陈平含笑望着王士元,见他不说话,又继续说道:“我理解你的难处,换做是我,一个没背景没势力的小人物突然在谢家的棋会上展露锋芒,拔得头筹,若仅仅如此,谢家当然不介意重金招揽你,博得个爱才的名声,但要是再锋芒毕露,击败了谢家引以为傲的谢枯荣,那不是当众打他家的脸面吗?就算谢家碍于名声不好明面上找你的麻烦,暗地里给你使绊子,足够让你吃不了兜着走。所以你明智地选择屈居谢枯荣之下,更难得的是你还要做的丝毫不露痕迹,既不能太过明显让人看出你是在放水,甚至还不能让谢枯荣看出来,这里面的心智消耗不比下赢一局棋容易。佩服,佩服!”

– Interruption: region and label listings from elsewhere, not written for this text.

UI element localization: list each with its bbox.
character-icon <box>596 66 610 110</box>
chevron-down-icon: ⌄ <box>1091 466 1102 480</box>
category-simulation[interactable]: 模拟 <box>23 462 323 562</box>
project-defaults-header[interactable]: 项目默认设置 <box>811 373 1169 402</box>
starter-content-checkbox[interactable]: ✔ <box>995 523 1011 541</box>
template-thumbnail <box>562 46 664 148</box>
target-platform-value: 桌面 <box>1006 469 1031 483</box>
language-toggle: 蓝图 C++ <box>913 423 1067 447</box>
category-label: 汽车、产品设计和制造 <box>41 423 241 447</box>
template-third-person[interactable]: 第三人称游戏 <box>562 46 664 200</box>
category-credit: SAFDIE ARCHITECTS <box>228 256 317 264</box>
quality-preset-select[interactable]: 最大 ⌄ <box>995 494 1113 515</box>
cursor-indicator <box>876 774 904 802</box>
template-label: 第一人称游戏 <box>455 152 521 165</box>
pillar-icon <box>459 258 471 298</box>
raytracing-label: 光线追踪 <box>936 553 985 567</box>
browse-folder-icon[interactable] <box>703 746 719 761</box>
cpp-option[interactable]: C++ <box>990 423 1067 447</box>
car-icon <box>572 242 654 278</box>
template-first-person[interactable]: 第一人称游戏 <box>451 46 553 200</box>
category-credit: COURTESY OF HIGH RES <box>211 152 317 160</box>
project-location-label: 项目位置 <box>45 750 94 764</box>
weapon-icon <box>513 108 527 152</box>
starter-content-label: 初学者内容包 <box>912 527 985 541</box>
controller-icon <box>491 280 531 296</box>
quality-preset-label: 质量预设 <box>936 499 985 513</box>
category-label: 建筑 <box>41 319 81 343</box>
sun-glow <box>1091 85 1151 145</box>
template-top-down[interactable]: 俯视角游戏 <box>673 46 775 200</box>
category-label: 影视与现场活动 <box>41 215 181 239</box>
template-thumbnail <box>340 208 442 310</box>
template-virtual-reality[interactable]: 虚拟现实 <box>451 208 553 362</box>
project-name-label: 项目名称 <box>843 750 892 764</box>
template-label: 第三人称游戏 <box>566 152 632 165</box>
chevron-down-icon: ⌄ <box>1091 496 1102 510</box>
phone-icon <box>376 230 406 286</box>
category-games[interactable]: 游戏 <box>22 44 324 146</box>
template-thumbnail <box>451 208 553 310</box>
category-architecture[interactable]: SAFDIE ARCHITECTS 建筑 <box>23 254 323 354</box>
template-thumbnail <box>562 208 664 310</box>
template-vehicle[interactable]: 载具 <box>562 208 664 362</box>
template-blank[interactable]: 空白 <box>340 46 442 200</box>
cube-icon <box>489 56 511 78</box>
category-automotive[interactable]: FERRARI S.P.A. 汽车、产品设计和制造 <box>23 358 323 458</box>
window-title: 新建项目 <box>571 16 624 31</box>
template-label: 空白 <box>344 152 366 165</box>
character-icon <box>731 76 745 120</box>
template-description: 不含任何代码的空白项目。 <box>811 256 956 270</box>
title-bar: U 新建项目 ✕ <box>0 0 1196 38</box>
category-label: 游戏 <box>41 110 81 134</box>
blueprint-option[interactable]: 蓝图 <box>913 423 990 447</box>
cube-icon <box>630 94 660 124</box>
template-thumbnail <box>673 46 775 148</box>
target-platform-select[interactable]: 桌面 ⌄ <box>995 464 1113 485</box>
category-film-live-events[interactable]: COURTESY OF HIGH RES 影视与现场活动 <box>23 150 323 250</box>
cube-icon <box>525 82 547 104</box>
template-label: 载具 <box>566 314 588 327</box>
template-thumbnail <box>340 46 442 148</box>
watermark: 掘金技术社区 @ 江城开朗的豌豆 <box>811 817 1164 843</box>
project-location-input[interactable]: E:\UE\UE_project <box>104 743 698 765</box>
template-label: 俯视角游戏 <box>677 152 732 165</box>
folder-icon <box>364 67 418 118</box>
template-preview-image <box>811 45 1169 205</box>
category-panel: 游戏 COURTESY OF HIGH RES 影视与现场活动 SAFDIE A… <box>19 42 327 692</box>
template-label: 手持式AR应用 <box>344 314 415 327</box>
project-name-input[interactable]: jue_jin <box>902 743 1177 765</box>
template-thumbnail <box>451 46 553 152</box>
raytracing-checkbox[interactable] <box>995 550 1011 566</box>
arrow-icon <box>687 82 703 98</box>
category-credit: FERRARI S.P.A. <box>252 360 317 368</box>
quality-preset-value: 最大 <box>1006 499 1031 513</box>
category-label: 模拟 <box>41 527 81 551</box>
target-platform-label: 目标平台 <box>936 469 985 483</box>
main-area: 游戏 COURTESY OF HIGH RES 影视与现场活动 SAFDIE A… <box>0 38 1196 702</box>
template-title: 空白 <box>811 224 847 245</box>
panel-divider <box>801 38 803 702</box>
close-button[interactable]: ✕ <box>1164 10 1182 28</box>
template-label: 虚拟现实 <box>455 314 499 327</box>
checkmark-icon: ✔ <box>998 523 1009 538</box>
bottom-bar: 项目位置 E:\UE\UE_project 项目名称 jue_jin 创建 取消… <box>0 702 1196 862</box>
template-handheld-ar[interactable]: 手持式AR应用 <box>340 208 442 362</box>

王士元脸色微变,表情有些不自然,说道:“您太高看我了,在下是力有未逮,放水之说子虚乌有。谢枯荣的开局和中盘搏杀和我实力在伯仲之间,却在收官上要高出我半筹,这也怪我平日不太重视收官技巧,疏于练习,输了也没啥好丢人的。”
陈平笑眯眯说道:“哦,真的是这样吗?”
王士元从容道:“高手相争,做不得假,您多想了。”
陈平拍着桌子大笑道:“你啊你,让我说什么好,王士元,没想到你脸皮还真够厚的,看着倒是诚恳斯文的模样,不明就里的人还真容易被你骗到,可惜我陈平绝对不信。”
陈平指着头顶说道:“你知道上面是什么吗?”
王士元望向上面,肃然起敬道:“弈天阁十层,分别代表一个段位,十层当然是传说中的最高段位,据说有镇守第十层的是一位棋道深不可测的前辈高人,棋力已达到鬼神莫测的化境,轻易不会出手与人对弈。除了弈天阁九段棋手,无人知晓他的真实面目。我王士元对这位前辈亦是心向往之,若能有机会与他手谈一局,此生当无憾事。”
陈平道:“你只说对一半。”
王士元道:“哪一半?”
陈平故弄玄虚道:“不可说,不可说。既然你晓得本阁规矩,就该知道,想要上十层楼只有一条路。”
王士元心念一转,道:“难道九层楼还有镇楼棋手?”
陈平道:“当然,你当本阁主是摆设不成。我就是第九层楼的镇楼棋手。”
王士元挺直腰杆,拱手道:“既然如此,请阁主赐教。”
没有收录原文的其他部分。